Practicing Praxis, a new blog entry

March 16-22, 2021

It is almost Passover, 2021.  I happen to love Matzah with butter, and Matzah Brei for breakfast, and prior to the pandemic, I made all these different kinds of Haroset from all over the world for our sedars.  If you don’t know what haroset is…look it up please.  It’s part of the ritual foods we eat at Passover. We have big dinners called Sedars on the first two nights of Passover.  Passover lasts 8 nights but we only have these big gatherings on the first two nights. 

It is hard being a Jew in a Christian world.  I live in a Senior Cooperative building in Minneapolis. There’s only a handful of Jews living here as best as I can tell…given that we all wear masks. I don’t know how many people live here, surely between a hundred to two hundred.   I moved in at the beginning of the pandemic over six months ago, so I only know faces with masks. 
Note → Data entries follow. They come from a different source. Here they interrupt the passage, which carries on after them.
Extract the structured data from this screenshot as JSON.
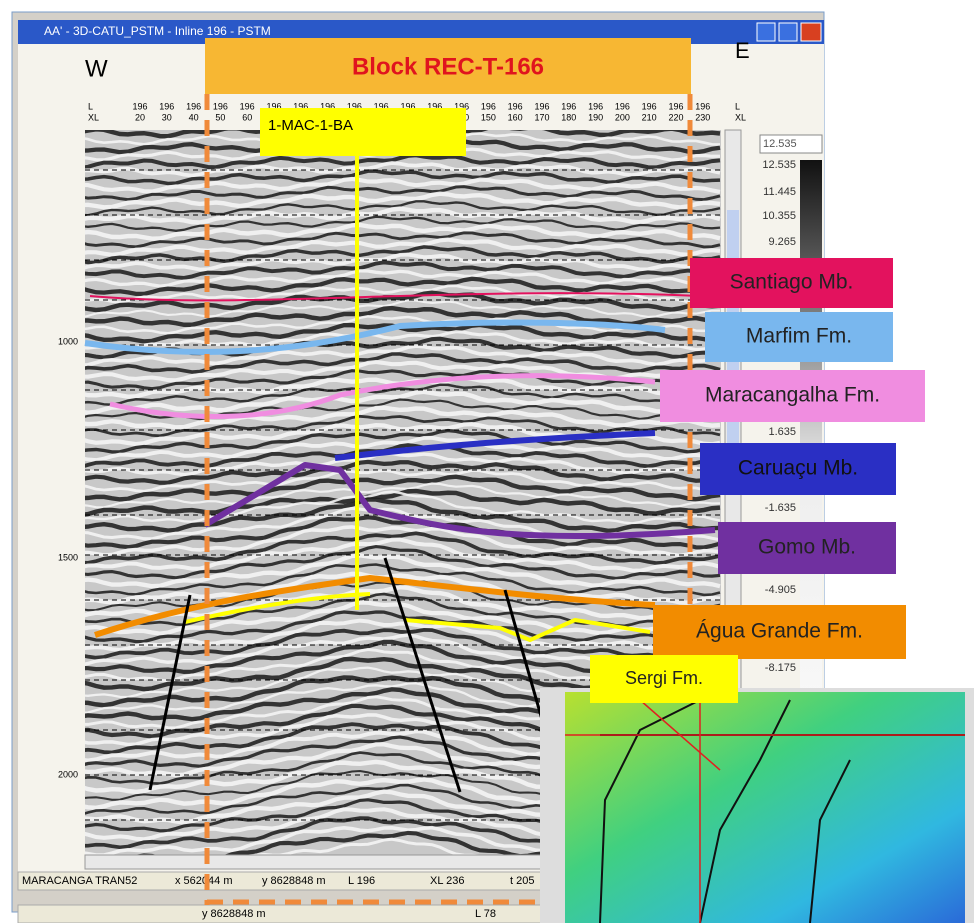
{
  "window": {
    "title": "AA' - 3D-CATU_PSTM - Inline 196 - PSTM"
  },
  "directions": {
    "west": "W",
    "east": "E"
  },
  "block_label": "Block REC-T-166",
  "well_label": "1-MAC-1-BA",
  "header": {
    "row_labels": [
      "L",
      "XL"
    ],
    "inline": "196",
    "crosslines": [
      20,
      30,
      40,
      50,
      60,
      70,
      80,
      90,
      100,
      110,
      120,
      130,
      140,
      150,
      160,
      170,
      180,
      190,
      200,
      210,
      220,
      230
    ]
  },
  "depth_ticks": [
    1000,
    1500,
    2000
  ],
  "color_scale": {
    "current": "12.535",
    "ticks": [
      "12.535",
      "11.445",
      "10.355",
      "9.265",
      "1.635",
      "-1.635",
      "-4.905",
      "-8.175"
    ]
  },
  "formations": [
    {
      "name": "Santiago Mb.",
      "color": "#e3125e"
    },
    {
      "name": "Marfim Fm.",
      "color": "#79b7ee"
    },
    {
      "name": "Maracangalha Fm.",
      "color": "#f08de0"
    },
    {
      "name": "Caruaçu Mb.",
      "color": "#2a2fc4"
    },
    {
      "name": "Gomo Mb.",
      "color": "#7030a0"
    },
    {
      "name": "Água Grande Fm.",
      "color": "#f28c00"
    },
    {
      "name": "Sergi Fm.",
      "color": "#ffff00"
    }
  ],
  "status_bar": [
    "MARACANGA TRAN52",
    "x 562044 m",
    "y 8628848 m",
    "L 196",
    "XL 236",
    "t 205"
  ],
  "bottom_bar": [
    "y 8628848 m",
    "L 78"
  ]
}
Last December, 2020 about six months after I moved in, I asked the management of the Cooperative if I could place an electric menorah in the lobby of my building since there were multiple x-mas trees in the lobby.  It’s not that I’m such a religious Jew; I’ve explained to non-Jewish friends that Chanukah is a minor Jewish holiday but it became a big deal because Jewish kids wanted presents at x-mas time, so Chanukah became the “Jewish x-mas.” (I don’t literally this, but you get the point, right?} 

Spring has sprung in Minneapolis so it’s lovely to be having some warm weather as Passover approaches. No buds on trees yet, but they are coming soon.  And equally important, my birthday is April 3rd…as spring begins to happen here.
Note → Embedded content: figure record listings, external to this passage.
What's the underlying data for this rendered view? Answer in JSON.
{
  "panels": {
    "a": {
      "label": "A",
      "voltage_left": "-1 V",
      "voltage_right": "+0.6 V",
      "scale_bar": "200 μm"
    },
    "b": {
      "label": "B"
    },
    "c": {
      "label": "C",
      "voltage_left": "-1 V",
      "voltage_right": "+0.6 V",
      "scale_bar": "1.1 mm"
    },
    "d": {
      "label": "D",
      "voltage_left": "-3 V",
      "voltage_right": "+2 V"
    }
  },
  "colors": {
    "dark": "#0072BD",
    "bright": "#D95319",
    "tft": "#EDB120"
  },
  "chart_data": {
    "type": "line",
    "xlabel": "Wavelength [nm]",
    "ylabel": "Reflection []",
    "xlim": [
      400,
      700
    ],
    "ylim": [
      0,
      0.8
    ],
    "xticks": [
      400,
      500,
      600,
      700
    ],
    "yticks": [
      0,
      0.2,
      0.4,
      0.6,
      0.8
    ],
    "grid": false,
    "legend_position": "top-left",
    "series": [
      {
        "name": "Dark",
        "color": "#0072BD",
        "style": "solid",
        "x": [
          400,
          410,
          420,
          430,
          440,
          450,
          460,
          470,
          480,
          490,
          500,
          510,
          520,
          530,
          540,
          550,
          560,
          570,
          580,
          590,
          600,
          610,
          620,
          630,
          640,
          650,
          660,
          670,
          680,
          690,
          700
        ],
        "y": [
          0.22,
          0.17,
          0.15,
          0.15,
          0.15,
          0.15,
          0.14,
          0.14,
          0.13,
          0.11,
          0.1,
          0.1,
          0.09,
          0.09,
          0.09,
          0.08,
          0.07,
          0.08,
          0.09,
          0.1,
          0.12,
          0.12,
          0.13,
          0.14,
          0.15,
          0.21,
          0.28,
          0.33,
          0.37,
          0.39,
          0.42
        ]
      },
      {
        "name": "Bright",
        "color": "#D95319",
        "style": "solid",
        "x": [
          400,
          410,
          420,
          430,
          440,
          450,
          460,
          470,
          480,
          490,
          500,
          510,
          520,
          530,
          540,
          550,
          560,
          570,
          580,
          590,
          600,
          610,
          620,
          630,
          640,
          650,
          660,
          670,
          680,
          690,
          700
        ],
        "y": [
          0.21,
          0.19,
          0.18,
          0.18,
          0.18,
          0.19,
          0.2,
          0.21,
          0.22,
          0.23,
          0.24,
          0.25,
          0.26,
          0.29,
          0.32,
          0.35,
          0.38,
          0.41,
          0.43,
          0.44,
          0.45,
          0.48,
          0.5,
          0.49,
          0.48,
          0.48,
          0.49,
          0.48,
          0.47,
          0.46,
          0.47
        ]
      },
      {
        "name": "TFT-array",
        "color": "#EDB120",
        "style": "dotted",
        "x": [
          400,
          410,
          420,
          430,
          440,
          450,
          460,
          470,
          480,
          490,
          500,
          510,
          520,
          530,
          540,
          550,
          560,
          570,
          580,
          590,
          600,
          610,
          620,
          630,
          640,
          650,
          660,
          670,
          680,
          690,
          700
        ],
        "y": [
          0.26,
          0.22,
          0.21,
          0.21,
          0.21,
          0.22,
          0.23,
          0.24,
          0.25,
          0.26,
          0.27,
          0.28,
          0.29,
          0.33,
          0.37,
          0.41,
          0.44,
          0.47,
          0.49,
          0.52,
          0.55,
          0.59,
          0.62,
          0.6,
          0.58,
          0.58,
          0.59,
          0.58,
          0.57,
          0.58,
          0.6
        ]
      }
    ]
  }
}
I am turning 70 years old in a few weeks.  That blows my mind. When you are young, you don’t think of yourself as aging.  So I never imagined myself turning 70 years old.  Damn, I say this aloud and it blows me away.  Seventy years old.  
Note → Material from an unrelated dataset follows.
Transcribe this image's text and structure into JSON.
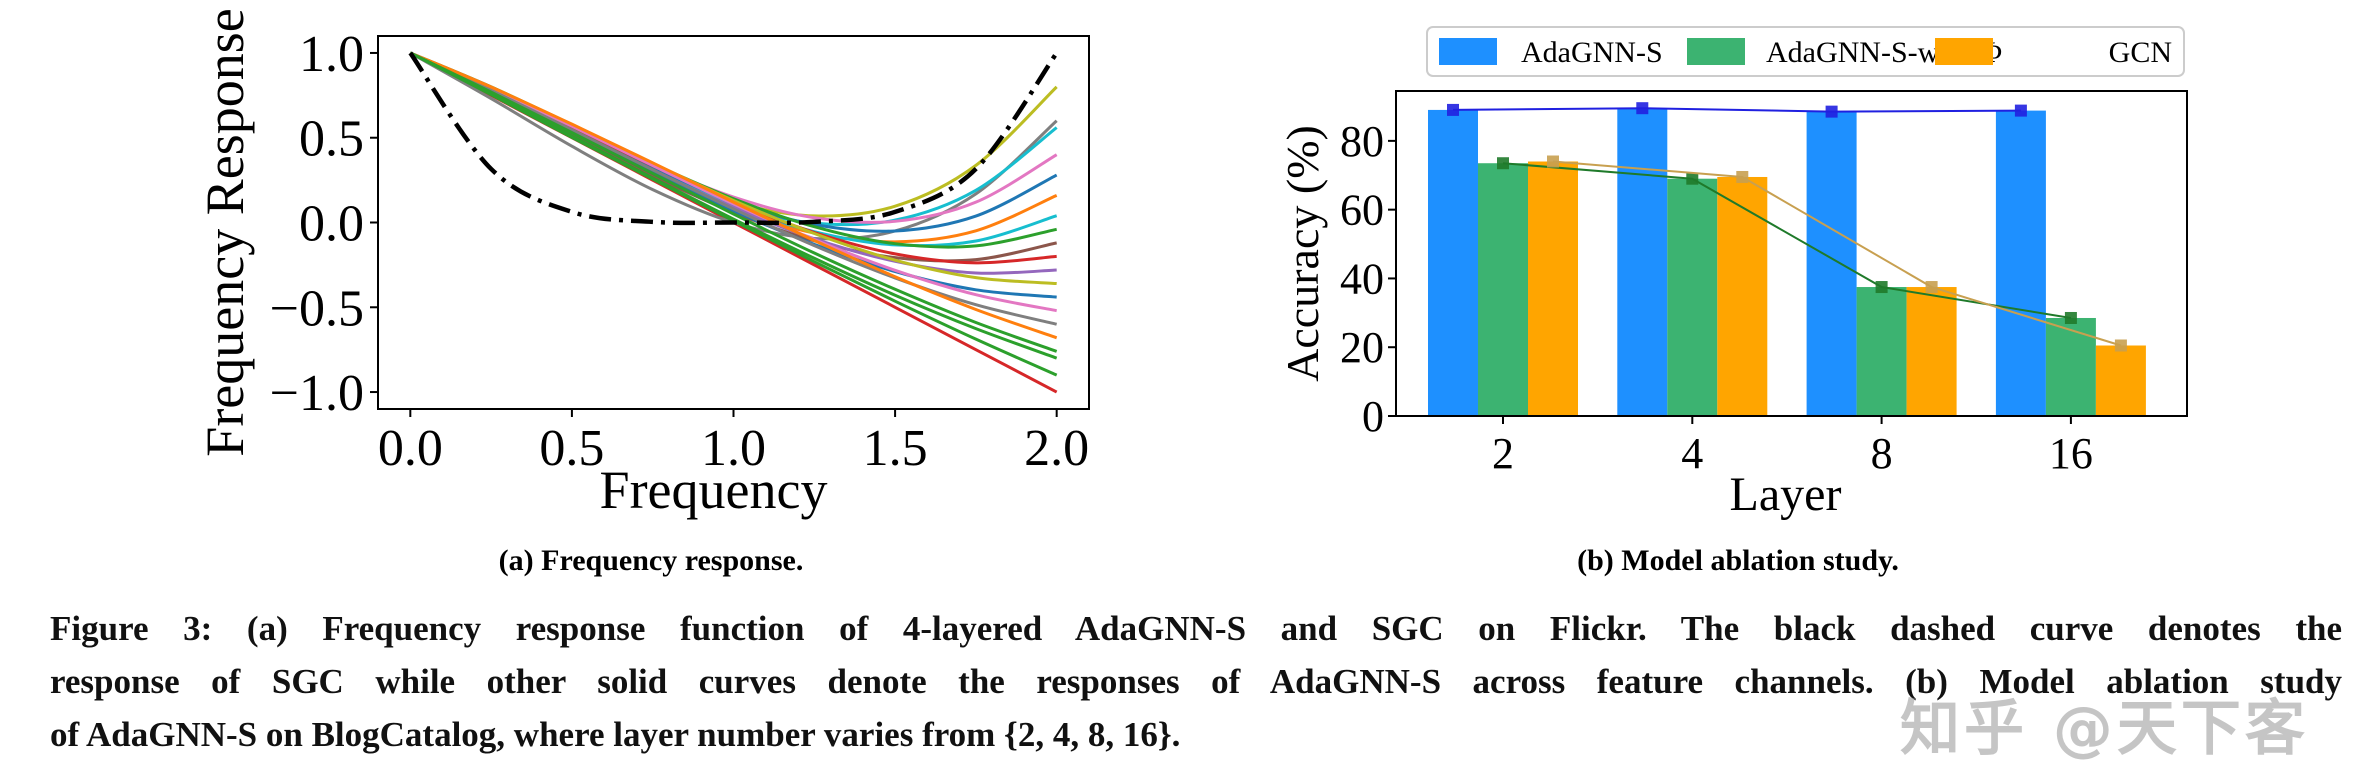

As I am turning this momentous corner, I’m working on trying to finish my life story/my memoir.  It’s called:  Are We ‘There’ Yet?” Social Justice Journeys in my Lifetime.  It’s scary working on this book.  It just has my name on it.  The other books I’ve worked on with Beloveds were collaborative works. This will just have my name on it.  Damn.

I’ve never sat down for long periods of time to write without a pressing deadline.  It feels great to sit for several hours and just think about putting my words on the page. What a privilege!  The more I write, the more I believe that this book will really happen.

I just finished revising a chapter, “My Mother’s Story.” It is about my mother’s journey into alzheiemer’s and what it was like for me.  I’ve started to do a podcast, and I also decided to read this chapter at a weekly zoom call for members of the Becketwood community.  All this happening as Passover will begin in about ten days.

I’m also doing a podcast.  I am planning on reading the chapter about my mother on an upcoming podcast.